Der Bundesverband der Energie- und Wasserwirtschaft (BDEW) hat nachgezählt: Ende vergangenen Jahres standen laut BDEW insgesamt 4.454 öffentlich zugängliche Ladepunkte zur Verfügung. Seit Dezember 2012 sind damit über 600 Ladepunkte hinzugekommen, das entspricht einer Steigerung von rund 17 Prozent. "Der Zuwachs an Ladepunkten zeigt, dass die Energiebranche den Ausbau der Infrastruktur für Elektrofahrzeuge vorantreibt und weiter hinter dieser klimaschonenden Zukunftstechnologie steht", sagte Hildegard Müller, Vorsitzende der BDEW-Hauptgeschäftsführung, Mitte April. Dazu kommen noch die privaten Ladestationen oder die von Unternehmen.
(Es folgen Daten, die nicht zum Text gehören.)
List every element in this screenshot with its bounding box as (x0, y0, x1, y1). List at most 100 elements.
Deutsche Autobauer geben „Gas"

Eine Million Stromer bis 2020 lautet immer noch das Ziel der Bundesregierung. Das wird kaum zu erreichen sein: Das Kraftfahrt-Bundesamt zählte 2013 43,9 Millionen Personenkraftwagen, darunter waren 12.156 Fahrzeuge mit Elektroantrieb. Immerhin engagieren sich die deutschen Autobauer und geben „Gas": Bis Ende dieses Jahres werden insgesamt 16 Serienmodelle mit Elektroantrieb von deutschen Herstellern auf dem Markt sein", sagte Matthias Wissmann. Das lautlose Gleiten mit wirklich attraktivem Drehmoment wird dann noch mehr Anhänger finden.

Die noch langsame Entwicklung bietet allerdings auch Vorteile: Der Elektrofachvertrieb zum Beispiel kann das wachsende neue Geschäftsfeld mit Bedacht entwickeln.